The above graph was obtained from a study conducted to derive the impact of cocoa production in Ivory Coast and Ghana on deforestation in protected areas. Cocoa farms make up about 13.8% of the land area in the Ivory Coast and about 11.4% of Ghana. In this land being used for cocoa plantation, about 30% of the farms in Ivory Coast and 7% in Ghana were planted in protected areas reserved for the forest, creating disruptions in the biodiversity of the region. This has caused extreme levels of deforestation in both countries, leading to about 37% of the forest loss in protected areas of Ivory Coast and about 13% of the forest loss in Ghana. The heavy loss of forests in Ghana and Ivory Coast is posing a risk not only by disturbing these countries' ecological balance but also threatening other countries in Africa. Experts fear that the increased loss of forest area in these two countries could push cocoa production to other countries in Africa, like Cameroon and Liberia. This could harm the ecological balance of other countries, thereby leading to deforestation in many of these countries. A study has suggested that in Democratic Republic of Congo cocoa farms have already started contributing to deforestation.

 

Sweet promises or bitter truths?

In a report published in 2023 by the Ethical Consumer Organisation, some of the major named chocolate companies like Nestle, Mars and Ferrero were classified as “inadequate” when it comes to sourcing cocoa production. Some of the key reasons were the presence of child labour, unequal pay to farmers and unjust profit distribution. Majority of the world’s cocoa is produced by farmers in West Africa, however as discussed, they earn extremely low unsustainable wages from this production. Nestle responded to the claims made by the UK-based organisation that the report has ignored the company’s sustainability efforts. The report highlighted that the CSR schemes implemented by the companies only cover a portion of the company’s cocoa suppliers and do not benefit the cocoa farmers who are suffering from low and unsustainable wages. Ferrero also refuted the claims made in the report, calling the claims “outdated”, highlighting that some of the companies mentioned in the report are not part of the Ferrero group. The company underlined its commitment to its cocoa sustainability programme, which involves securing sustainable livelihoods, increasing the wellbeing of women and children and helping protect the environment.

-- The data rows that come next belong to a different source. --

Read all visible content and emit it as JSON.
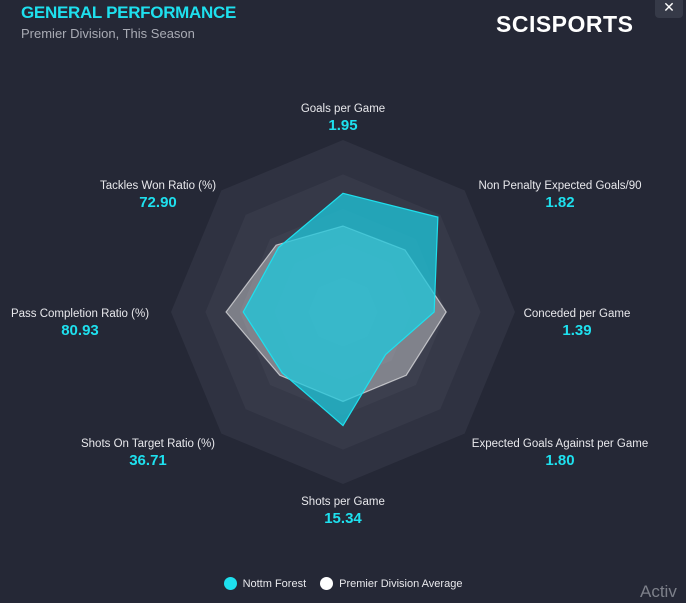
{
  "header": {
    "title": "GENERAL PERFORMANCE",
    "subtitle": "Premier Division, This Season",
    "logo": "SCISPORTS",
    "close_icon": "close-icon"
  },
  "chart_data": {
    "type": "radar",
    "axes": [
      {
        "name": "Goals per Game",
        "value": "1.95"
      },
      {
        "name": "Non Penalty Expected Goals/90",
        "value": "1.82"
      },
      {
        "name": "Conceded per Game",
        "value": "1.39"
      },
      {
        "name": "Expected Goals Against per Game",
        "value": "1.80"
      },
      {
        "name": "Shots per Game",
        "value": "15.34"
      },
      {
        "name": "Shots On Target Ratio (%)",
        "value": "36.71"
      },
      {
        "name": "Pass Completion Ratio (%)",
        "value": "80.93"
      },
      {
        "name": "Tackles Won Ratio (%)",
        "value": "72.90"
      }
    ],
    "rings": 5,
    "scale": [
      0,
      1
    ],
    "series": [
      {
        "name": "Premier Division Average",
        "color": "#ffffff",
        "values": [
          0.5,
          0.51,
          0.6,
          0.52,
          0.52,
          0.52,
          0.68,
          0.55
        ]
      },
      {
        "name": "Nottm Forest",
        "color": "#1ec8dc",
        "values": [
          0.69,
          0.78,
          0.53,
          0.35,
          0.66,
          0.5,
          0.58,
          0.53
        ]
      }
    ],
    "legend": "bottom-center"
  },
  "legend": {
    "items": [
      {
        "label": "Nottm Forest",
        "color": "#1ee0ee"
      },
      {
        "label": "Premier Division Average",
        "color": "#ffffff"
      }
    ]
  },
  "watermark": "Activ"
}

The claims in the report were also refuted by other major chocolate brands like Lindt, Mars and Mondelez. Though these companies have highlighted their sustainable initiatives, the question remains whether their actions have actually provided fruitful results. The studies that were quoted in this blog conducted by independent organisations, and the data reveal that the case is otherwise; the cocoa farmers continue to suffer from unsustainable living standards exacerbated by low incomes for their households, and the environment continues to suffer from large-scale deforestation while the chocolate companies continue to profit.


Conclusion

Despite the sweet taste of chocolate, a dark truth underlies its production that consumers rarely acknowledge. The cocoa industry, built on impoverished labourers in West Africa, where meagre wages and systemic gender inequality have hindered progress. Even as global cocoa prices soar, the benefits rarely reach the hands of the farmers who are key to the production of this sweet. Unsustainable farming practices have led to rampant deforestation, further compounding environmental degradation and putting the ecosystem at risk.

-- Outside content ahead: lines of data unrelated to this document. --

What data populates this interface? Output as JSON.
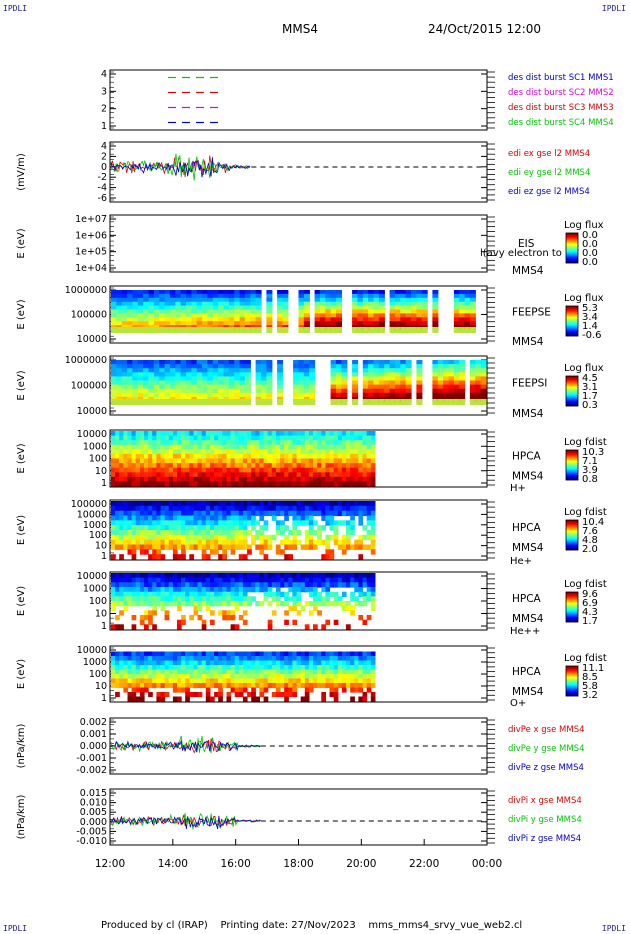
{
  "corners": {
    "tl": "IPDLI",
    "tr": "IPDLI",
    "bl": "IPDLI",
    "br": "IPDLI"
  },
  "header": {
    "spacecraft": "MMS4",
    "datetime": "24/Oct/2015 12:00"
  },
  "footer": {
    "produced": "Produced by cl (IRAP)",
    "printing": "Printing date: 27/Nov/2023",
    "file": "mms_mms4_srvy_vue_web2.cl"
  },
  "x_ticks": [
    "12:00",
    "14:00",
    "16:00",
    "18:00",
    "20:00",
    "22:00",
    "00:00"
  ],
  "colors": {
    "red": "#dd0000",
    "green": "#00c800",
    "blue": "#0000cc",
    "magenta": "#dd00dd",
    "black": "#000000"
  },
  "chart_data": [
    {
      "id": "p1",
      "type": "line",
      "ylim": [
        0.5,
        4.5
      ],
      "yticks": [
        "4",
        "3",
        "2",
        "1"
      ],
      "ylabel": "",
      "legend": [
        {
          "text": "des dist burst SC1 MMS1",
          "color": "#0000cc"
        },
        {
          "text": "des dist burst SC2 MMS2",
          "color": "#dd00dd"
        },
        {
          "text": "des dist burst SC3 MMS3",
          "color": "#dd0000"
        },
        {
          "text": "des dist burst SC4 MMS4",
          "color": "#00c800"
        }
      ]
    },
    {
      "id": "p2",
      "type": "line",
      "ylim": [
        -7,
        5
      ],
      "yticks": [
        "4",
        "2",
        "0",
        "-2",
        "-4",
        "-6"
      ],
      "ylabel": "(mV/m)",
      "legend": [
        {
          "text": "edi ex gse l2 MMS4",
          "color": "#dd0000"
        },
        {
          "text": "edi ey gse l2 MMS4",
          "color": "#00c800"
        },
        {
          "text": "edi ez gse l2 MMS4",
          "color": "#0000cc"
        }
      ]
    },
    {
      "id": "p3",
      "type": "heatmap",
      "yscale": "log",
      "yticks": [
        "1e+07",
        "1e+06",
        "1e+05",
        "1e+04"
      ],
      "ylabel": "E (eV)",
      "instrument": "EIS",
      "overlay": "l(avy electron to",
      "sc": "MMS4",
      "cbar_title": "Log flux",
      "cbar_ticks": [
        "0.0",
        "0.0",
        "0.0",
        "0.0"
      ],
      "species": ""
    },
    {
      "id": "p4",
      "type": "heatmap",
      "yscale": "log",
      "yticks": [
        "1000000",
        "100000",
        "10000"
      ],
      "ylabel": "E (eV)",
      "instrument": "FEEPSE",
      "overlay": "",
      "sc": "MMS4",
      "cbar_title": "Log flux",
      "cbar_ticks": [
        "5.3",
        "3.4",
        "1.4",
        "-0.6"
      ],
      "species": ""
    },
    {
      "id": "p5",
      "type": "heatmap",
      "yscale": "log",
      "yticks": [
        "1000000",
        "100000",
        "10000"
      ],
      "ylabel": "E (eV)",
      "instrument": "FEEPSI",
      "overlay": "",
      "sc": "MMS4",
      "cbar_title": "Log flux",
      "cbar_ticks": [
        "4.5",
        "3.1",
        "1.7",
        "0.3"
      ],
      "species": ""
    },
    {
      "id": "p6",
      "type": "heatmap",
      "yscale": "log",
      "yticks": [
        "10000",
        "1000",
        "100",
        "10",
        "1"
      ],
      "ylabel": "E (eV)",
      "instrument": "HPCA",
      "overlay": "",
      "sc": "MMS4",
      "cbar_title": "Log fdist",
      "cbar_ticks": [
        "10.3",
        "7.1",
        "3.9",
        "0.8"
      ],
      "species": "H+"
    },
    {
      "id": "p7",
      "type": "heatmap",
      "yscale": "log",
      "yticks": [
        "100000",
        "10000",
        "1000",
        "100",
        "10",
        "1"
      ],
      "ylabel": "E (eV)",
      "instrument": "HPCA",
      "overlay": "",
      "sc": "MMS4",
      "cbar_title": "Log fdist",
      "cbar_ticks": [
        "10.4",
        "7.6",
        "4.8",
        "2.0"
      ],
      "species": "He+"
    },
    {
      "id": "p8",
      "type": "heatmap",
      "yscale": "log",
      "yticks": [
        "10000",
        "1000",
        "100",
        "10",
        "1"
      ],
      "ylabel": "E (eV)",
      "instrument": "HPCA",
      "overlay": "",
      "sc": "MMS4",
      "cbar_title": "Log fdist",
      "cbar_ticks": [
        "9.6",
        "6.9",
        "4.3",
        "1.7"
      ],
      "species": "He++"
    },
    {
      "id": "p9",
      "type": "heatmap",
      "yscale": "log",
      "yticks": [
        "10000",
        "1000",
        "100",
        "10",
        "1"
      ],
      "ylabel": "E (eV)",
      "instrument": "HPCA",
      "overlay": "",
      "sc": "MMS4",
      "cbar_title": "Log fdist",
      "cbar_ticks": [
        "11.1",
        "8.5",
        "5.8",
        "3.2"
      ],
      "species": "O+"
    },
    {
      "id": "p10",
      "type": "line",
      "ylim": [
        -0.0025,
        0.0025
      ],
      "yticks": [
        "0.002",
        "0.001",
        "0.000",
        "-0.001",
        "-0.002"
      ],
      "ylabel": "(nPa/km)",
      "legend": [
        {
          "text": "divPe x gse MMS4",
          "color": "#dd0000"
        },
        {
          "text": "divPe y gse MMS4",
          "color": "#00c800"
        },
        {
          "text": "divPe z gse MMS4",
          "color": "#0000cc"
        }
      ]
    },
    {
      "id": "p11",
      "type": "line",
      "ylim": [
        -0.012,
        0.016
      ],
      "yticks": [
        "0.015",
        "0.010",
        "0.005",
        "0.000",
        "-0.005",
        "-0.010"
      ],
      "ylabel": "(nPa/km)",
      "legend": [
        {
          "text": "divPi x gse MMS4",
          "color": "#dd0000"
        },
        {
          "text": "divPi y gse MMS4",
          "color": "#00c800"
        },
        {
          "text": "divPi z gse MMS4",
          "color": "#0000cc"
        }
      ]
    }
  ]
}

Efforts by major companies to address these challenges through corporate social responsibility and ethical sourcing have sparked debate on whether such measures are genuinely transforming the supply chains or are just mere branding exercises to influence the consumers. The bitter truth is clear: the chocolate industry stands at a critical juncture, where widening economic disparities and ecological crises demand bold steps to pave the way for a sustainable future. As ethical consumerism is on the rise, it is worth asking: whether you, as a chocolate consumer, will continue to savour the flavour of your favourite treat when its price is not just monetary but in human and environmental cost too?